Chronicle Live – 25th March 2019
The Bank House scheme could create space for as many as 1,900 workers and act as a catalyst for Pilgrim Street’s transformation
Proposals to create a landmark building with the potential to create up to 1,900 jobs in Newcastle have taken a step forward. Plans emerged at the start of the year for Bank House, a 14-storey office scheme planned for the former Bank of England site at the junction of Pilgrim Street and Swan House roundabout, which could kickstart a multimillion-pound transformation of the East Prilgrim Street area. The proposal is being driven forward by Taras Properties, a vehicle set up to drive forward plans for the land owned by the wealthy Reuben Brothers.
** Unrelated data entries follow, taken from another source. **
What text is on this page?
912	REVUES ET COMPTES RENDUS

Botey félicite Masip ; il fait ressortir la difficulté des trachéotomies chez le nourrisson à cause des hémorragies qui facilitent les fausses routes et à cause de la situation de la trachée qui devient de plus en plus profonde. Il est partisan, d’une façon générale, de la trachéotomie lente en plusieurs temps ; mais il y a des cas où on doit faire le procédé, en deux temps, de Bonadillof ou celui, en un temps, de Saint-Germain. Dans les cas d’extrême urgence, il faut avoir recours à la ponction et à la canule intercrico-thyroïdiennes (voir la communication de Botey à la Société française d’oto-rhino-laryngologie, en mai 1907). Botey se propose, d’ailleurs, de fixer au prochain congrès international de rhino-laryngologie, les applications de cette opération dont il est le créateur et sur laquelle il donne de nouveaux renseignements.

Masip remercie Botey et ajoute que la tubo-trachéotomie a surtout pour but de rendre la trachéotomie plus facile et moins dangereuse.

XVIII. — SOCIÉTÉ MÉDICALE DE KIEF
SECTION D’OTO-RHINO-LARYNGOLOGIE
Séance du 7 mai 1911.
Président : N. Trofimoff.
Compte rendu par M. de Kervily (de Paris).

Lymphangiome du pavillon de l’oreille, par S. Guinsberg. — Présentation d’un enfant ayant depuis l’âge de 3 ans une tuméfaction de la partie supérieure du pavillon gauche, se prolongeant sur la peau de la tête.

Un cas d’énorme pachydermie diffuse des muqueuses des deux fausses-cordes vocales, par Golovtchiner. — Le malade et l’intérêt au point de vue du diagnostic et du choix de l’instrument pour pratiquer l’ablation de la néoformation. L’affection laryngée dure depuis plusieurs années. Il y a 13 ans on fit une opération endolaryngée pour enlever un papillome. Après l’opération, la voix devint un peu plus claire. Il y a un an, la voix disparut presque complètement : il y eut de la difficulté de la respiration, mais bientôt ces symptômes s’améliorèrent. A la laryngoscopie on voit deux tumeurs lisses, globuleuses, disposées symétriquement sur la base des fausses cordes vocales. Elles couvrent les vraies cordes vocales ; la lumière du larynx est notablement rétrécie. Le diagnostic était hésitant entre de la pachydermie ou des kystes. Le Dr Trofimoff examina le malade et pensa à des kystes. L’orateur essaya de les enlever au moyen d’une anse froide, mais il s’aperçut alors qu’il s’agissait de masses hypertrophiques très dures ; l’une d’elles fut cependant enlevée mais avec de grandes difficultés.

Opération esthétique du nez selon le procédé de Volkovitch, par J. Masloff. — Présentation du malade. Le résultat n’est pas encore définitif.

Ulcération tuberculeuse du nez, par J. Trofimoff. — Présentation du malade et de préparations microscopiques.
Now Taras, through its agent Avison Young, has officially submitted detailed proposals to Newcastle City Council planners, asking for permission to build the office building. The plans will provide up to 204,000sqft of space, through 10,000 sq ft floorplates of open plan office space with views across the city, as well as retail space on the ground floor, and Taras Properties is seeking permission to open a bar or restaurant at ground level.
The project is likely to create hundreds of jobs through the construction phase and the plans detail how the office would have space for between 1,400 and 1,900 workers, making it one of the largest Grade A office developments in the city for the last 10 years. The scheme will also involve public realm areas with planting, new seating areas and realignment of the junction of Pilgrim Street with the 55 Degrees roundabout.
The Bank House scheme is the first phase of proposed plans for Bank House Square, a £100m vision to create 4,000 jobs, two further office buildings, a public plaza and a new underground car park. A design statement by Ryder Architecture highlights the importance of the plot and its significance within the development framework for East Pilgrim Street. It also notes how the original bank vaults still lie beneath the site, stretching down two storeys.
The document says: “Bank House represents an important catalyst for the broader redevelopment of the East Pilgrim Street area. The original bank vaults and basement structures remain below the site, accessed from Carliol Square. The site is heavily constrained by the existing two storey deep basement bank vault structure, impacting upon the design of proposed foundations and basements and the broader positioning of the building footprint above. The site presents an excellent opportunity for significant landmark development as set out in the Newcastle City Council development framework. “
“On the axis of the Tyne Bridge, the site is a key gateway and arrival point to the city from the south. The scale and quality of development reflects its position within the city and projects a positive impression of the city to commuters and visitors on arrival. At ground level, there is a significant opportunity to bring life back to an important historic street and to provide an appropriate and complementary setting to the listed buildings on the western side of the street. At upper levels, the development makes a positive statement within the city skyline and benefits from outstanding views to the north, south and west across the city centre and the Tyne Gorge.”
It adds: “The development acts as a catalyst for the regeneration of the wider area and to set a quality benchmark for this prominent city centre gateway reflecting the city’s history, its culture and its aspirations for a successful and vibrant future.”